Decision tree and random forest from scratch¶

Decision tree¶

A decision tree is hierarchical series of questions that will lead to different outcomes depending on the result of the questions

tree

In machine learning, the "optimal" questions are derived from a traning data set by recursively splitting the dataset into relative "homogeneous" subsets

In [1]:

using PyPlot
using Random
using Statistics
using DelimitedFiles

We use the example dataset from to classify Bank notes into genuine and forged bank notes available at http://archive.ics.uci.edu/ml/datasets/banknote+authentication
First download the datafile (if necessary)

In [2]:

fname = "data_banknote_authentication.txt"

if !isfile(fname)
    download("http://archive.ics.uci.edu/ml/machine-learning-databases/00267/data_banknote_authentication.txt",fname)
end

Let's have a quite look at the first 3 rows

In [3]:

readlines(fname)[1:3]

Out[3]:

3-element Array{String,1}:
 "3.6216,8.6661,-2.8073,-0.44699,0"
 "4.5459,8.1674,-2.4586,-1.4621,0" 
 "3.866,-2.6383,1.9242,0.10645,0"

There is no header line and columns are separated by a comma

In [4]:

data = readdlm(fname,',');

The meaning of the columns:

variance of Wavelet Transformed image (continuous)
skewness of Wavelet Transformed image (continuous)
curtosis of Wavelet Transformed image (continuous)
entropy of image (continuous)
class (integer)

Apparently, some of the columns have been normalized.

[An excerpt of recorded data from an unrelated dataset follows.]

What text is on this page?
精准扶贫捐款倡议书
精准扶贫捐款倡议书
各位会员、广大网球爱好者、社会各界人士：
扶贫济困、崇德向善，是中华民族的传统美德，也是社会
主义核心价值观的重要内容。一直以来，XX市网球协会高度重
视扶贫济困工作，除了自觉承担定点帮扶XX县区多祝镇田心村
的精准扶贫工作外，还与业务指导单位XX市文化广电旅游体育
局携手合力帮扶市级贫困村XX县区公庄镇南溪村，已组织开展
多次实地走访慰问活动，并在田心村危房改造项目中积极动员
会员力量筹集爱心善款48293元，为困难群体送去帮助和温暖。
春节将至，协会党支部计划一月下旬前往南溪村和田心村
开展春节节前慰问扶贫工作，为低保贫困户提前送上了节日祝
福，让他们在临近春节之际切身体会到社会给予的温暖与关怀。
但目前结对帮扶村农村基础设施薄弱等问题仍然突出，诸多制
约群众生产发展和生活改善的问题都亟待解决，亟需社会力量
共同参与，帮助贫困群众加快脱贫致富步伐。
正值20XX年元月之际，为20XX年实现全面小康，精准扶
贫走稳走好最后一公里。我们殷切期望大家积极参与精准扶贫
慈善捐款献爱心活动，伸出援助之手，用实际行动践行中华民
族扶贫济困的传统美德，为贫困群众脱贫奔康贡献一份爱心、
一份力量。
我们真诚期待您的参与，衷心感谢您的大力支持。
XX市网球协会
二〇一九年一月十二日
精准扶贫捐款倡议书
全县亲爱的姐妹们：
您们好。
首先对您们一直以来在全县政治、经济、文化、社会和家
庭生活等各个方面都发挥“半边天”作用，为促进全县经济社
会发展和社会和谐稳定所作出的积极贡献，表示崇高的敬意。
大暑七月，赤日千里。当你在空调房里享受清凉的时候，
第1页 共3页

For the $i$th sample, $\mathbf x_i$ (x[i,:]) are the features and $y_i$ (y[i]) are the labels
We split data into training and evaluation dataset
frac denotes the fraction of the evaluation data set

In [5]:

Random.seed!(1234)

frac = 0.1
selecteval = rand(size(data,1)) .< frac
x = data[.!selecteval,1:4]
y = data[.!selecteval,5]
@show length(y)
@show sum(y .== 0)
@show sum(y .== 1)

xeval = data[selecteval,1:4]
yeval = data[selecteval,5]
@show length(yeval)

length(y) = 1228
sum(y .== 0) = 679
sum(y .== 1) = 549
length(yeval) = 144

Out[5]:

Let's have a look at the dataset

In [6]:

scatter(x[:,1],x[:,2],10,y)
xlabel("variance of wavelet transformed image (feature 1)")
ylabel("skewness of wavelet transformed image (feature 2)")
title("Genuine or forged banknotes")
colorbar();

As a test split the data according to feature 1 accoring the threshold equal to first sample

In [7]:

ifeature = 1
threshold  = x[1,ifeature]

Out[7]:

3.6216

splitflag is true for the elements belong to subset 1 and false for elements belonging to subset 2

In [8]:

splitflag = x[:,ifeature] .< threshold;

In [9]:

sum(splitflag), sum(.!splitflag)

Out[9]:

(1015, 213)

A perfect question, whould split our dataset into two subsets where all labels in subset 1 would be 0 and all labels in subset 2 would 1. This would result in a perfectly homogenous or pure subset.
In CART (Classification and Regression Trees), we would use the Gini impurity index to quantify the degree of homegenity in classification problems

Gini impurity index¶

We mesure the heterogenity within the two subsets (where splitflag is true or false) using the Gini index for each of these subsets
Gini impurity is a measure of how often a randomly chosen element from the set would be incorrectly labeled if it was randomly labeled according to the distribution of labels
So this mean:
- choose a random element form the set
- choose a random label from the set
- the Gini index is the probability that we choose the incorrect label for the element
What is the probablity to pick a correct label = probaility to pick an element with the label 1 and a label 1 or to pick an element with the label 2 and a label 2 ...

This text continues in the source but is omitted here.